As the wedding season in India winds down, it is estimated that10% of the country’s 20 million marriages in the past year were initiated online.
With the use of matrimonial sites on the rise, business analysts say there is an increasing culture, particularly among the middle class, of prospective candidates and their families turning to private matrimonial detectives to carry out checks for the future bride or groom.
“It’s not surprising that families are turning to such intelligence-providing agencies,” said Burhan Zafar, managing director at Unitas Risk, which specializes in business intelligence. “As the role of traditional marriage introduction connectors becomes increasingly redundant with the rise of online connections, it’s creating a demand for such detective services.”
The rise of online matrimonial connections can be attributed to the surge in the popularity of social media.
With increasing wealth, modern attitudes towards finding a partner have expanded.

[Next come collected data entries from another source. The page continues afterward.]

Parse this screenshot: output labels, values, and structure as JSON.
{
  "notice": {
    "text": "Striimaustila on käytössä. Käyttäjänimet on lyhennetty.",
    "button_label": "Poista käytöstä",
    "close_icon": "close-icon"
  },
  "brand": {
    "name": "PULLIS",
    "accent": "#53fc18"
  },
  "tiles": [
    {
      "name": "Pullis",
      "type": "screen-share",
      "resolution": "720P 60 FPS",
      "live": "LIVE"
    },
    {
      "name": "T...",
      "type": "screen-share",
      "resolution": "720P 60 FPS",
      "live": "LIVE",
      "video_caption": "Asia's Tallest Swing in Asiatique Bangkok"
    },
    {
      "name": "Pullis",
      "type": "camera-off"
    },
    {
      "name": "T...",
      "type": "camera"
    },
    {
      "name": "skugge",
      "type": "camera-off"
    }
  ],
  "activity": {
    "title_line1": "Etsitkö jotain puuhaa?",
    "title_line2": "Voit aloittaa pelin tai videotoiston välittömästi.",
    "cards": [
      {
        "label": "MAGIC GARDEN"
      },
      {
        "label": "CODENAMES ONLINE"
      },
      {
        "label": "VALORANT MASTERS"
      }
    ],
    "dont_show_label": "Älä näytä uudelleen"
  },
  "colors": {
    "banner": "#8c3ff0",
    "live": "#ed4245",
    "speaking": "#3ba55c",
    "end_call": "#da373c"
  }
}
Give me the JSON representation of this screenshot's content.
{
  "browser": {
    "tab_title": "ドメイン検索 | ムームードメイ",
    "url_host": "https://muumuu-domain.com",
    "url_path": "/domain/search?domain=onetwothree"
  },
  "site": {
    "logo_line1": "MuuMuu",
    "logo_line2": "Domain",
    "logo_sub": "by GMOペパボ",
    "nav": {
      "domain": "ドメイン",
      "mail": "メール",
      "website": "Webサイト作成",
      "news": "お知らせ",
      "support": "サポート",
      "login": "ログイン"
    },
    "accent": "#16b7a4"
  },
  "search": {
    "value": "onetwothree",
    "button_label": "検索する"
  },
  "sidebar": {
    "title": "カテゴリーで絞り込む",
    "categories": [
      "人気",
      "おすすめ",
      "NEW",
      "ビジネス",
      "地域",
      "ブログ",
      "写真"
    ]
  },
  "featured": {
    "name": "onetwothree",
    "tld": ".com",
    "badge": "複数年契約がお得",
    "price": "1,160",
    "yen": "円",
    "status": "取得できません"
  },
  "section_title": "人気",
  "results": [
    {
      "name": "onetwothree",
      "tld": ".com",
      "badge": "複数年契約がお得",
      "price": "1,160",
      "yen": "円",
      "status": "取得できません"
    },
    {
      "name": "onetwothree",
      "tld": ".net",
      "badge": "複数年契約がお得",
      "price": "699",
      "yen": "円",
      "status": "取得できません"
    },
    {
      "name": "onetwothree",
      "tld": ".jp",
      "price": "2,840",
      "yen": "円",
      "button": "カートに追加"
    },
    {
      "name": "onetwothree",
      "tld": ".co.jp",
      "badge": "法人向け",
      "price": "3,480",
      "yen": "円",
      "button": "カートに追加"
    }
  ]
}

Where once parents held primary responsibility for finding suitors and arranging marriages, their role has changed to that of approving marriages brought to them by their children. This has led to an emphasis on covert probing through professional detectives.
Organizations such as National Detectives and Corporate Consultants (NDCC) offer to uncover information regarding the target’s education, past marriages and financial status. For a higher fee, detectives are often asked to verify the existence of extramarital relationships.
A notable trend is the rise of female detectives, primarily due to a bride’s mother being more likely to trust another woman. This has led to the emergence of successful, female-dominated organizations such as NDCC.
Common concerns for families enlisting the help of investigators include fraud, previous extramarital liaisons, reputation among the local community, and hidden health problems. Another important concern involves India’s rigid, antiquated caste system, with families often forbidding marriage to someone from a lower social rung.